What would have happened if this funding had not been offered (at that start-up stage), considering some counterfactual business-as-usual scenarios?
Indirect support was offered as well by leaders active in the AI Safety community:
- 80K’s job recommendations
- AISC’s research training
- Fathom Radiant’s supercomputer
- FLI’s 2015 conference (which Musk attended, afterward co-founding OpenAI)
- MIRI's singularity summit (that enabled Hassabis and Legg to pitch their biggest investor, Thiel, for DeepMind)
- FHI public intellectuals taking positions at DeepMind
- MIRI moving the Overton window over AGI
On one hand, I’m curious if you have specific thoughts on what indirect support may have led to. On the other hand, it’s easy there to get vague and speculative.

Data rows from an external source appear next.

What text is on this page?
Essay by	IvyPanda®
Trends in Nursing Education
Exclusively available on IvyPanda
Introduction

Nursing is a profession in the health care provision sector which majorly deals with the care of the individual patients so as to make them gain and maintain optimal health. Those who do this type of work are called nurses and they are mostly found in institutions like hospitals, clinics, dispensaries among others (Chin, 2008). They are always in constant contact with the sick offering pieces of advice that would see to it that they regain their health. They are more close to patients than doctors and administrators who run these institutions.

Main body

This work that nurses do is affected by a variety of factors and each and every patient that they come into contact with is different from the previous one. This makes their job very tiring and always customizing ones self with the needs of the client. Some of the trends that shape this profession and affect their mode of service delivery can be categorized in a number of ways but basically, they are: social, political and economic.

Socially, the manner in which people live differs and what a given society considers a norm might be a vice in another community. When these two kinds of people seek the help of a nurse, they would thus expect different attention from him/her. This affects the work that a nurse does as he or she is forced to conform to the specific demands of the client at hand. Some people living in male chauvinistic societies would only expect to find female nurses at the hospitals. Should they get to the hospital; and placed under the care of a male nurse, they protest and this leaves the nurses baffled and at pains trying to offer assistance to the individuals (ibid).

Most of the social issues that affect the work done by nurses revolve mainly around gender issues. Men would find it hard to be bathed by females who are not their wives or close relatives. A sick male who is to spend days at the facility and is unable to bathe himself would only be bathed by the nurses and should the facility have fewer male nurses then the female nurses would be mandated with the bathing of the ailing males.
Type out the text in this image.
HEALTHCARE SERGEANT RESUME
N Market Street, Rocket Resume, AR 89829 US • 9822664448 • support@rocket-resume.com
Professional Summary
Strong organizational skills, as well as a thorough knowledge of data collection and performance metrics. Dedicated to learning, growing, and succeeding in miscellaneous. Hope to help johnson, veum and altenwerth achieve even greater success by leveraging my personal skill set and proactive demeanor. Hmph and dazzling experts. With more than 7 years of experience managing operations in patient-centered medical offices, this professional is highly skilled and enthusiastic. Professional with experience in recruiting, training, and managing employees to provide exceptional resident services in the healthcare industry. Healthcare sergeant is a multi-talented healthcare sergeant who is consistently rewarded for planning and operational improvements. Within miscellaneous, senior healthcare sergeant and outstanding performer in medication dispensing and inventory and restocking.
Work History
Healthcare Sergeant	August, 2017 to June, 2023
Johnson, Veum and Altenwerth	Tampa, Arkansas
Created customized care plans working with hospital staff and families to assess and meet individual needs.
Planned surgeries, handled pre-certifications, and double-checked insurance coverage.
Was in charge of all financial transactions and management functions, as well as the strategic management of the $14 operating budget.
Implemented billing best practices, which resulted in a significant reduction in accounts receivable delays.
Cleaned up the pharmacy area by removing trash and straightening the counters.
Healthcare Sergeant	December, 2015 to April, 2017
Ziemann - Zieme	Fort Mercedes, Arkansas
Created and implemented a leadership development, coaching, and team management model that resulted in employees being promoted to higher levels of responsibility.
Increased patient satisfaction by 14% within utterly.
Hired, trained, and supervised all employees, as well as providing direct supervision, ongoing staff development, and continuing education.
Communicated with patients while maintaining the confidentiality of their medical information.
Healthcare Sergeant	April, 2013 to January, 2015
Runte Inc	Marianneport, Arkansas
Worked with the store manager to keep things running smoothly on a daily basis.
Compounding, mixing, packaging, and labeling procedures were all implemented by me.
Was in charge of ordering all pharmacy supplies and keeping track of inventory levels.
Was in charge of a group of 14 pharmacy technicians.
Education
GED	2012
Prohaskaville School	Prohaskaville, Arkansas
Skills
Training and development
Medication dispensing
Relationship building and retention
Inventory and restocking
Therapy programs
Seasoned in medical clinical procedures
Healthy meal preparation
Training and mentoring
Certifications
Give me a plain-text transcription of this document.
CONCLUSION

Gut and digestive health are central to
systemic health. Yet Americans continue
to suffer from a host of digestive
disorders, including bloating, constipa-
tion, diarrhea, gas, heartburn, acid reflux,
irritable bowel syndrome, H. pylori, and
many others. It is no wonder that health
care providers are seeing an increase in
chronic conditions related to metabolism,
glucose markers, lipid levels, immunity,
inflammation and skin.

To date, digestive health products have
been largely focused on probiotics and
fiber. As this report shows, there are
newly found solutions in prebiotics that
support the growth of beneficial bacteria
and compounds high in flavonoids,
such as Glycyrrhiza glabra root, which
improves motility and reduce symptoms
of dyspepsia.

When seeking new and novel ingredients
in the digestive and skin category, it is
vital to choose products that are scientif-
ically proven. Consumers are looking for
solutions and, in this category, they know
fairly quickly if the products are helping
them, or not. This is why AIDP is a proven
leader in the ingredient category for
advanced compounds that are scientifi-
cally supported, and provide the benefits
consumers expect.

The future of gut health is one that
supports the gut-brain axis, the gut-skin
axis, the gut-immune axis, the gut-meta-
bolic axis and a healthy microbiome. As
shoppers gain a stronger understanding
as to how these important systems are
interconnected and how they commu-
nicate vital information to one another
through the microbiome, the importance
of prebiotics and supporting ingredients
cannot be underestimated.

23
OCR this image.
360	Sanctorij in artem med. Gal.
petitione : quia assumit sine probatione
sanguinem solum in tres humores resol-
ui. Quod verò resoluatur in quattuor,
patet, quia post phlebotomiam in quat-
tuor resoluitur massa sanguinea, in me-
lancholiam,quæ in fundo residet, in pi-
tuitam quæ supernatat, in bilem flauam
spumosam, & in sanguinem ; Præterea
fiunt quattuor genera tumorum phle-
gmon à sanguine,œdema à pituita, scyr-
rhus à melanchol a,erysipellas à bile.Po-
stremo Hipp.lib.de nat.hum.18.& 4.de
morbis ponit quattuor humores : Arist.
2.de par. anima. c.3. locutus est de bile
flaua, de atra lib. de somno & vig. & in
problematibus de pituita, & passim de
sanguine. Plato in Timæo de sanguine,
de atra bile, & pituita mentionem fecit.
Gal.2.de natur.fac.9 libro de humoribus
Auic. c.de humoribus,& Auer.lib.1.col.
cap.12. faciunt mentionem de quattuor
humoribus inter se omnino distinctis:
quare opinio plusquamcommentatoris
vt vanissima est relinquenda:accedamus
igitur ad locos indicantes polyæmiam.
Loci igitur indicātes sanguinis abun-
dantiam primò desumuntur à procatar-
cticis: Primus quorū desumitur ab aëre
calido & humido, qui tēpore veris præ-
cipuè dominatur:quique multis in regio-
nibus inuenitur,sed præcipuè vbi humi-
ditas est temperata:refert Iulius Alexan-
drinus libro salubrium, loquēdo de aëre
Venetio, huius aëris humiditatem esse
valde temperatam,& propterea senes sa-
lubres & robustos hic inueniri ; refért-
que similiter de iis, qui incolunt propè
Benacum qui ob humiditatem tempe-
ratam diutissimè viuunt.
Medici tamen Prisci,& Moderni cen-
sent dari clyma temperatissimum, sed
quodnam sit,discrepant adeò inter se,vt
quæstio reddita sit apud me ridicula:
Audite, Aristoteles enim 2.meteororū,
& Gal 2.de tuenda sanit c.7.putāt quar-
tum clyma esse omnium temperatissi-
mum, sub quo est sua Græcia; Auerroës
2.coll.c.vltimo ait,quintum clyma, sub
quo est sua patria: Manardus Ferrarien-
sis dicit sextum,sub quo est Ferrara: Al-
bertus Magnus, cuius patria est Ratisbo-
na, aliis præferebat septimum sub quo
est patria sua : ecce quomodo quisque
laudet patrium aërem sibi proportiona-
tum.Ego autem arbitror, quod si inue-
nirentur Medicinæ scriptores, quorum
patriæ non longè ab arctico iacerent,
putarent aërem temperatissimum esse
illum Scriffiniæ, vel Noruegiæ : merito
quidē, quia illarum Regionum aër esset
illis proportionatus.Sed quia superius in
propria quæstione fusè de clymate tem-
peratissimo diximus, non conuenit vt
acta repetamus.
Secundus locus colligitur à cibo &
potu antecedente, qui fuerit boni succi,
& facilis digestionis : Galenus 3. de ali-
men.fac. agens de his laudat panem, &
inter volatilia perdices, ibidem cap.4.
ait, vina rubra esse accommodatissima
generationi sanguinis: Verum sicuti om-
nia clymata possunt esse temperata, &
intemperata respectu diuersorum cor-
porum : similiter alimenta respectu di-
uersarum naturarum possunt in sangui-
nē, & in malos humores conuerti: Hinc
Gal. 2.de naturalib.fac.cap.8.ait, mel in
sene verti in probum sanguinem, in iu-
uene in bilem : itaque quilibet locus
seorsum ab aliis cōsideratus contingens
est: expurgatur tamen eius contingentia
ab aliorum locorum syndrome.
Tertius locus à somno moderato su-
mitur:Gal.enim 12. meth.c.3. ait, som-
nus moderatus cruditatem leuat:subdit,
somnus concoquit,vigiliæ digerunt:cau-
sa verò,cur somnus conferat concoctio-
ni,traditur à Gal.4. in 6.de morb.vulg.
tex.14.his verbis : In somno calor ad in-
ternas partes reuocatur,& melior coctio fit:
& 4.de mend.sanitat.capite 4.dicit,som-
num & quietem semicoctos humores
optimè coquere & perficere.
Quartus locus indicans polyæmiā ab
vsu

So how about we focus on verified grants first?
What are your current thoughts? Any past observations that could ground our thinking?
Links:
Yeah, that's reasonable, as of 5:36pm PST, November 18, 2023 it still seems like a good bet.
I definitely am worried about either Sam Altman + Greg Brockman starting a new, less safety-focused lab, or Sam+Greg somehow returning to OpenAI and removing the safety-focused people from the board.
Even with this, it seems pretty good to have safety-focused people with some influence over OpenAI. I'm a bit confused about situations where it's like "Yes, it was good to get influence, but it turned out you made a bad tactical mistake and ended up making things worse."